The official definition of dinosaur encompasses all erect-limbed archosaurs the relatives of the sprawl-limbed archosaurs, the crocodilians. So, in a sense, dinosaurs can be thought of as upright-standing crocodilians. However, this lineage never evolved to fly in the air or swim in the sea. Instead, these niches were occupied by other diapsid (two-holed skull) reptile lineages, especially plesiosaurs and pliosaurs. Towards the end of the Age of the Dinosaurs, ichthyosaurs and mosasaurs evolved and lived in the seas as well. Plesiosaurs existed in the seas for almost as long as dinosaurs existed on the land.
One reptile group that evolved at almost the same time as the first dinosaurs were the pterosaurs, formerly known as pterodactyls, flying reptiles that eventually developed wingspans as large as 10 m (33 ft). Among them were the largest flying animals of all time, like Quetzalcoatlus and Hatzegopteryx, though these wingspans were not typical, and the largest pterosaurs only evolved shortly before the end of the Cretaceous, when all dinosaurs went extinct.

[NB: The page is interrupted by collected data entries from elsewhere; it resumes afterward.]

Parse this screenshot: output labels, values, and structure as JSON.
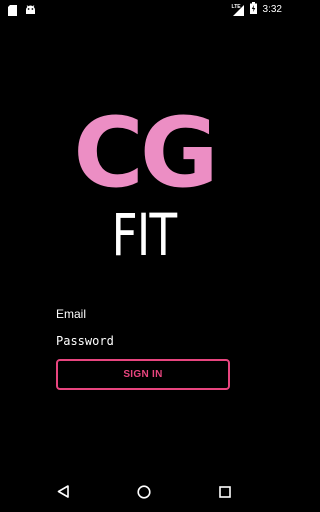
{
  "status_bar": {
    "time": "3:32",
    "network_label": "LTE",
    "icons": [
      "sd-card-icon",
      "android-debug-icon",
      "signal-icon",
      "battery-charging-icon"
    ]
  },
  "logo": {
    "letters": "CG",
    "subtitle": "FIT",
    "accent_color": "#ec8ec4"
  },
  "form": {
    "email_placeholder": "Email",
    "password_placeholder": "Password",
    "sign_in_label": "SIGN IN",
    "button_color": "#e8457f"
  },
  "nav_bar": {
    "icons": [
      "back-icon",
      "home-icon",
      "recent-apps-icon"
    ]
  }
}
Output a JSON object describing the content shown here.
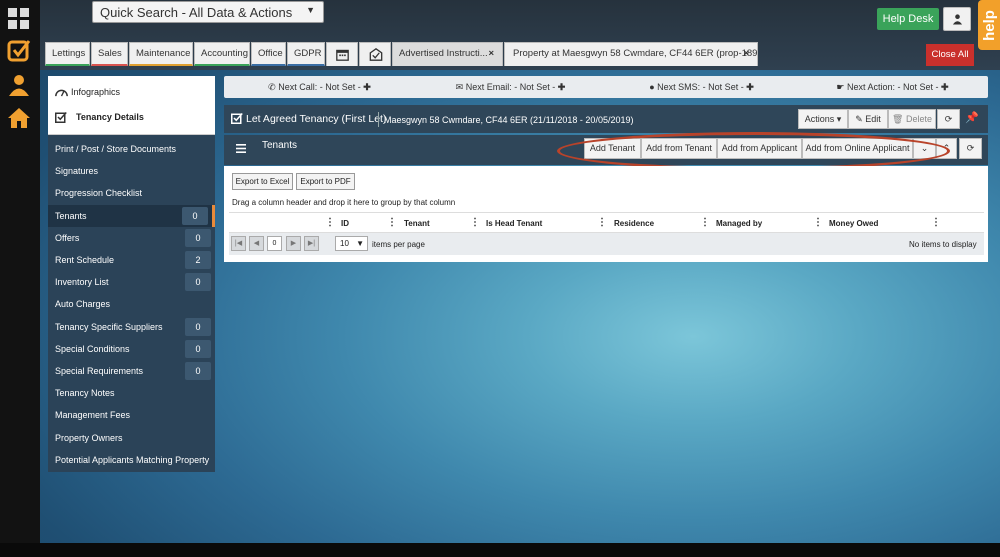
{
  "search": {
    "label": "Quick Search - All Data & Actions"
  },
  "header": {
    "help_desk": "Help Desk",
    "help_tab": "help"
  },
  "tabs": [
    "Lettings",
    "Sales",
    "Maintenance",
    "Accounting",
    "Office",
    "GDPR"
  ],
  "open_docs": [
    {
      "label": "Advertised Instructi..."
    },
    {
      "label": "Property at Maesgwyn 58 Cwmdare, CF44 6ER (prop-189)"
    }
  ],
  "close_all": "Close All",
  "sidebar": {
    "infographics": "Infographics",
    "tenancy_details": "Tenancy Details",
    "items": [
      {
        "label": "Print / Post / Store Documents",
        "count": ""
      },
      {
        "label": "Signatures",
        "count": ""
      },
      {
        "label": "Progression Checklist",
        "count": ""
      },
      {
        "label": "Tenants",
        "count": "0"
      },
      {
        "label": "Offers",
        "count": "0"
      },
      {
        "label": "Rent Schedule",
        "count": "2"
      },
      {
        "label": "Inventory List",
        "count": "0"
      },
      {
        "label": "Auto Charges",
        "count": ""
      },
      {
        "label": "Tenancy Specific Suppliers",
        "count": "0"
      },
      {
        "label": "Special Conditions",
        "count": "0"
      },
      {
        "label": "Special Requirements",
        "count": "0"
      },
      {
        "label": "Tenancy Notes",
        "count": ""
      },
      {
        "label": "Management Fees",
        "count": ""
      },
      {
        "label": "Property Owners",
        "count": ""
      },
      {
        "label": "Potential Applicants Matching Property",
        "count": ""
      }
    ]
  },
  "nextbar": {
    "call": "Next Call: - Not Set -",
    "email": "Next Email: - Not Set -",
    "sms": "Next SMS: - Not Set -",
    "action": "Next Action: - Not Set -"
  },
  "panel": {
    "title": "Let Agreed Tenancy (First Let)",
    "subtitle": "Maesgwyn 58 Cwmdare, CF44 6ER (21/11/2018 - 20/05/2019)",
    "actions": "Actions",
    "edit": "Edit",
    "delete": "Delete"
  },
  "tenants": {
    "title": "Tenants",
    "add_tenant": "Add Tenant",
    "add_from_tenant": "Add from Tenant",
    "add_from_applicant": "Add from Applicant",
    "add_from_online_applicant": "Add from Online Applicant",
    "export_excel": "Export to Excel",
    "export_pdf": "Export to PDF",
    "drag_hint": "Drag a column header and drop it here to group by that column",
    "columns": [
      "ID",
      "Tenant",
      "Is Head Tenant",
      "Residence",
      "Managed by",
      "Money Owed"
    ],
    "page": "0",
    "page_size": "10",
    "items_per_page": "items per page",
    "no_items": "No items to display"
  }
}
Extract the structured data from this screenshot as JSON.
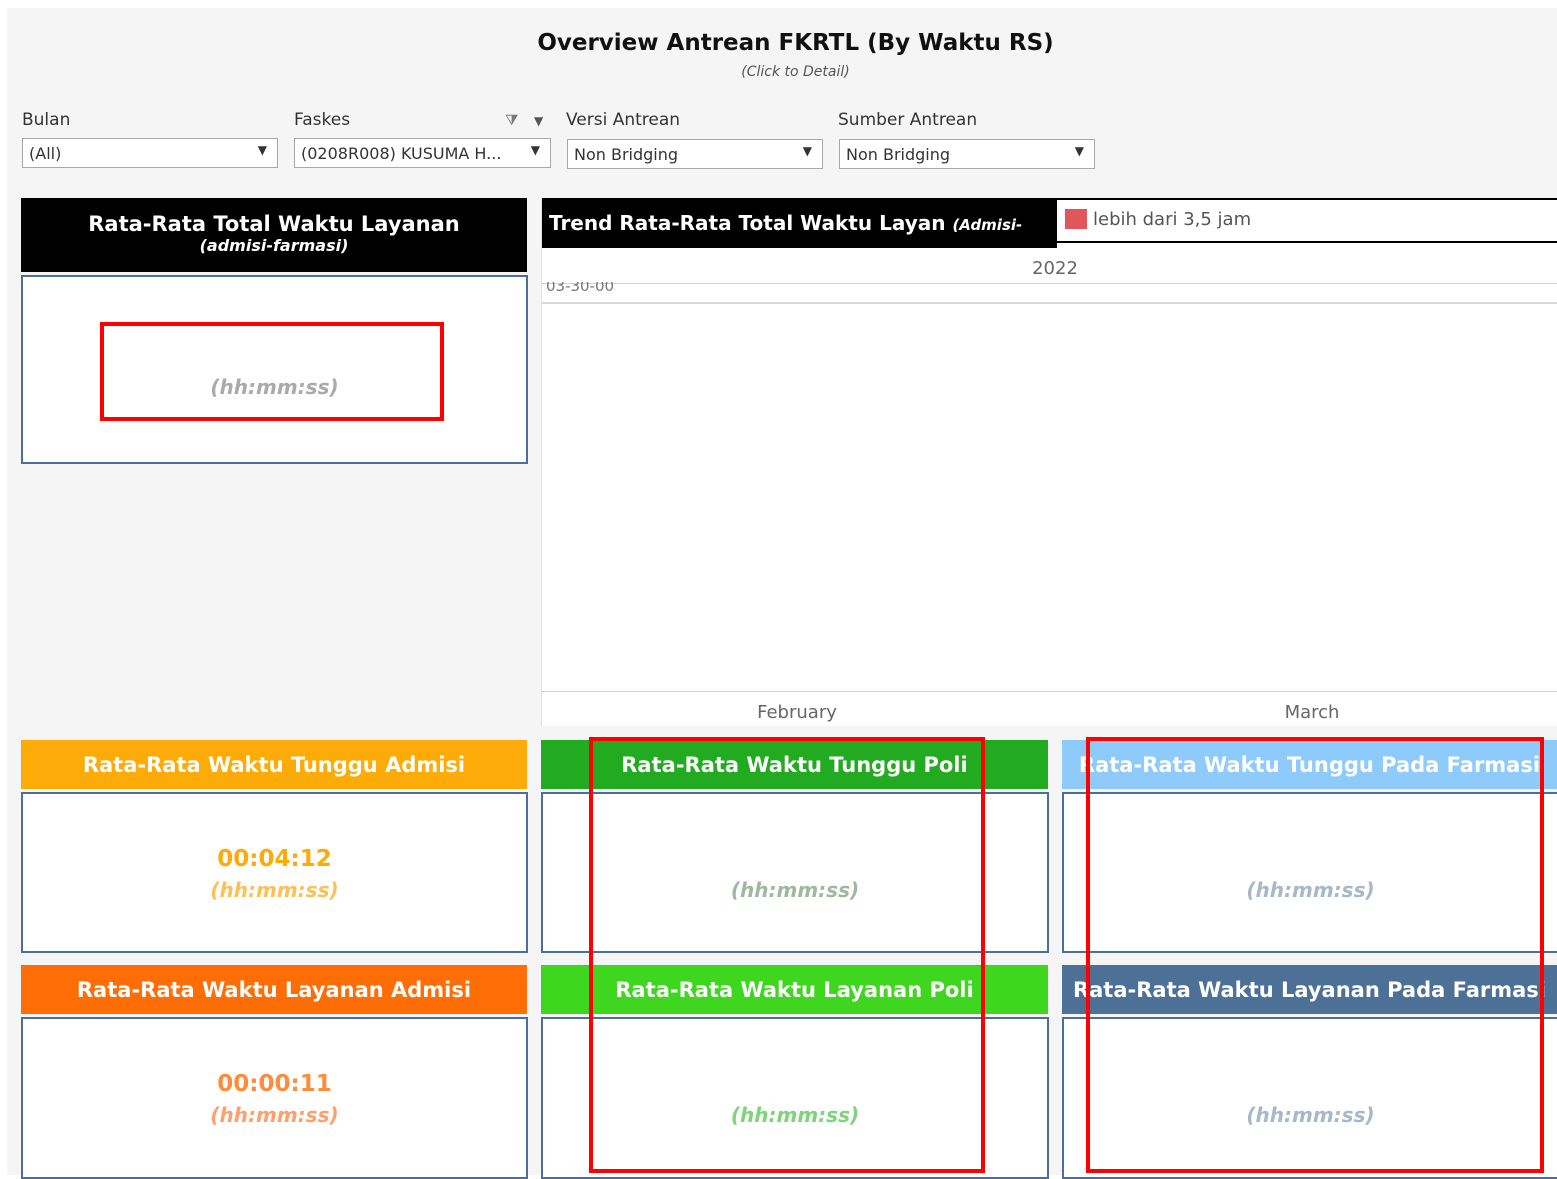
{
  "title": "Overview Antrean FKRTL (By Waktu RS)",
  "subtitle": "(Click to Detail)",
  "filters": {
    "bulan": {
      "label": "Bulan",
      "value": "(All)"
    },
    "faskes": {
      "label": "Faskes",
      "value": "(0208R008) KUSUMA H..."
    },
    "versi": {
      "label": "Versi Antrean",
      "value": "Non Bridging"
    },
    "sumber": {
      "label": "Sumber Antrean",
      "value": "Non Bridging"
    }
  },
  "total": {
    "title": "Rata-Rata Total Waktu Layanan",
    "subtitle": "(admisi-farmasi)",
    "unit": "(hh:mm:ss)"
  },
  "trend": {
    "title": "Trend Rata-Rata Total Waktu Layan",
    "title_italic": "(Admisi-Farmasi)",
    "legend": "lebih dari 3,5 jam",
    "year": "2022",
    "yaxis_label": "03-30-00",
    "months": [
      "February",
      "March"
    ]
  },
  "kpis": {
    "tunggu_admisi": {
      "title": "Rata-Rata Waktu Tunggu Admisi",
      "value": "00:04:12",
      "unit": "(hh:mm:ss)"
    },
    "tunggu_poli": {
      "title": "Rata-Rata Waktu Tunggu Poli",
      "value": "",
      "unit": "(hh:mm:ss)"
    },
    "tunggu_farmasi": {
      "title": "Rata-Rata Waktu Tunggu Pada Farmasi",
      "value": "",
      "unit": "(hh:mm:ss)"
    },
    "layanan_admisi": {
      "title": "Rata-Rata Waktu Layanan Admisi",
      "value": "00:00:11",
      "unit": "(hh:mm:ss)"
    },
    "layanan_poli": {
      "title": "Rata-Rata Waktu Layanan Poli",
      "value": "",
      "unit": "(hh:mm:ss)"
    },
    "layanan_farmasi": {
      "title": "Rata-Rata Waktu Layanan Pada Farmasi",
      "value": "",
      "unit": "(hh:mm:ss)"
    }
  },
  "colors": {
    "tunggu_admisi": "#fdab08",
    "layanan_admisi": "#ff6e06",
    "tunggu_poli": "#22ab20",
    "layanan_poli": "#3ed61f",
    "tunggu_farmasi": "#8ecbfa",
    "layanan_farmasi": "#4d7096",
    "highlight": "#ff0000"
  }
}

Another important group sometimes confused with dinosaurs are the pterosaurs, sail-backed reptiles that lived in the Permian period, about 50 million years before the first dinosaurs walked the Earth. The pelycosaurs could grow up to 3 1/2 meters (11 ft) in length, though most were much smaller about 1 meter (3 ft) long. Pelycosaurs and other synapsids were only the second major group of tetrapods to dominate terrestrial ecosystems, after basal reptiles and giant amphibians that lived during the Late Carboniferous and Early Permian. Therapsids (Permian/Triassic) were the third, archosauromorphs (Early Triassic) were the fourth, and dinosaurs were only the fifth.